Sana anlatmak istediklerim vardı işte bu yüzden yazıyorum sana, değişmeyen telefon numaranı tuşlayıp bir akşamda da anlatabilirim bunları hatta belki yaşadığın şehre giderim bir akşamüstü senin daha önce yaptığın gibi ansızın arayıp ben geldim diyebilirdim belki. Tüm bunları da düşündüm ama bugüne, bugünlerimize yazık olurdu. Kendi hikayemizde birbirimizi anlayacağız diye hikayeyi üzerdik belki de. İşte bu yüzden yazıyorum. Sana ne zaman ulaşacağını bilmeden yazıyorum. Bir gün sana ulaşsın bu satırlar. En başta mutlaka adım yazsın, hala aşina olduğun o yan yana dizilince sana mutlaka bir şeyleri hatırlatacağını bildiğim adım. Sonra yavaşça okumaya başlayacağına eminim. Çünkü biliyorum sen hep neden dedin. Beni anlamadığını hiç düşünmemiştim, sen askerdeyken bir arkadaşın ulaştı bana nedenini anlamamış öylece üzülüyor dedi bana sorarken bir yandan. Nasıl anlatabilirdim ki hissettirdiklerini, 4 ay döktüğüm gözyaşını, gel diye yalvarmama rağmen gelmeyişlerini bunları ve günlerce süren yalnızlıklarımın ardından almak zorunda olduğum bu kararın yalnızca benim isteğim olmadığını ne diyip anlatabilirdim. Ona sadece nasip değilmiş dedim, nasip olan bulur insanı.

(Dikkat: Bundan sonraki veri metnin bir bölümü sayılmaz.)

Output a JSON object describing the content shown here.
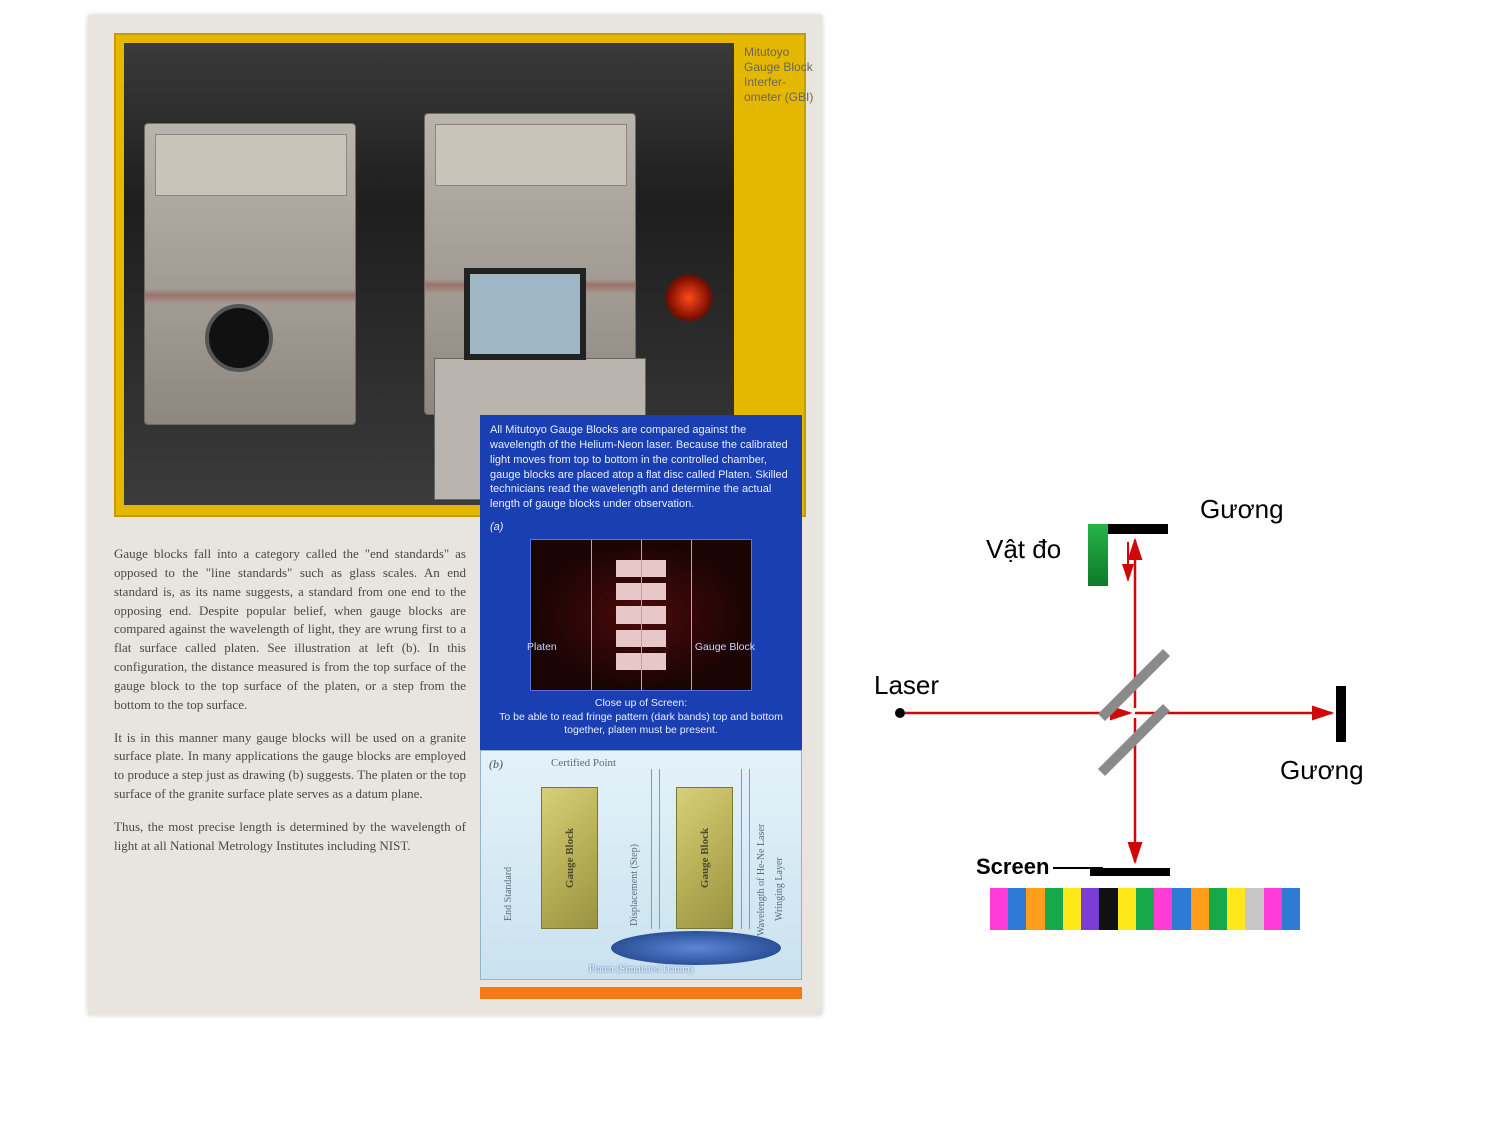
{
  "scan": {
    "sidelabel": "Mitutoyo Gauge Block Interfer-ometer (GBI)",
    "paragraphs": [
      "Gauge blocks fall into a category called the \"end standards\" as opposed to the \"line standards\" such as glass scales. An end standard is, as its name suggests, a standard from one end to the opposing end. Despite popular belief, when gauge blocks are compared against the wavelength of light, they are wrung first to a flat surface called platen. See illustration at left (b). In this configuration, the distance measured is from the top surface of the gauge block to the top surface of the platen, or a step from the bottom to the top surface.",
      "It is in this manner many gauge blocks will be used on a granite surface plate. In many applications the gauge blocks are employed to produce a step just as drawing (b) suggests. The platen or the top surface of the granite surface plate serves as a datum plane.",
      "Thus, the most precise length is determined by the wavelength of light at all National Metrology Institutes including NIST."
    ],
    "blue": {
      "intro": "All Mitutoyo Gauge Blocks are compared against the wavelength of the Helium-Neon laser. Because the calibrated light moves from top to bottom in the controlled chamber, gauge blocks are placed atop a flat disc called Platen. Skilled technicians read the wavelength and determine the actual length of gauge blocks under observation.",
      "label_a": "(a)",
      "platen": "Platen",
      "gaugeblock": "Gauge Block",
      "caption_title": "Close up of Screen:",
      "caption_body": "To be able to read fringe pattern (dark bands) top and bottom together, platen must be present."
    },
    "cyan": {
      "label_b": "(b)",
      "certified": "Certified Point",
      "end_standard": "End Standard",
      "gauge_block": "Gauge Block",
      "displacement": "Displacement (Step)",
      "wavelength": "Wavelength of He-Ne Laser",
      "wringing": "Wringing Layer",
      "platen_caption": "Platen (Simulated Datum)"
    }
  },
  "diagram": {
    "guong_top": "Gương",
    "guong_right": "Gương",
    "vat_do": "Vật đo",
    "laser": "Laser",
    "screen": "Screen",
    "beam_color": "#d10808",
    "splitter_color": "#8a8a8a",
    "spectrum_colors": [
      "#ff3bd8",
      "#2e7bd6",
      "#ff9e1a",
      "#17a84a",
      "#ffe81a",
      "#7a3bd6",
      "#111111",
      "#ffe81a",
      "#17a84a",
      "#ff3bd8",
      "#2e7bd6",
      "#ff9e1a",
      "#17a84a",
      "#ffe81a",
      "#c7c7c7",
      "#ff3bd8",
      "#2e7bd6"
    ]
  }
}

O zamandan birkaç ay sonraydı çok şaşırdım geldiğini duyunca ve seni karşımda görünce. Bunca ay bana ulaşmamıştın sonra bir gün aniden gelivermiştin bir şans için. Ben bile şaşırmıştım kararlılığıma 5 dakika bile oturup konuşmadım seninle 3 cümleden fazlasını kurmadım bunca yıla sığdırdığımız emek, sevgi, insanlık, merhamet bilmiyorum güzel olan her şey nereye gitmişti içimdeki. İşte bu benim sana en büyük ayıplarımdan biriydi. Yine aynı cevapları verseydim ama bunu seni konuşmaya bir oturup çay içmeye değecek kadar kıymetli olduğunu hissettirerek yapsaydım. Yoldan geldin izin alıp çıksaydım bir yemek yeseydik uzunca konuşsaydık anlatsaydım sana.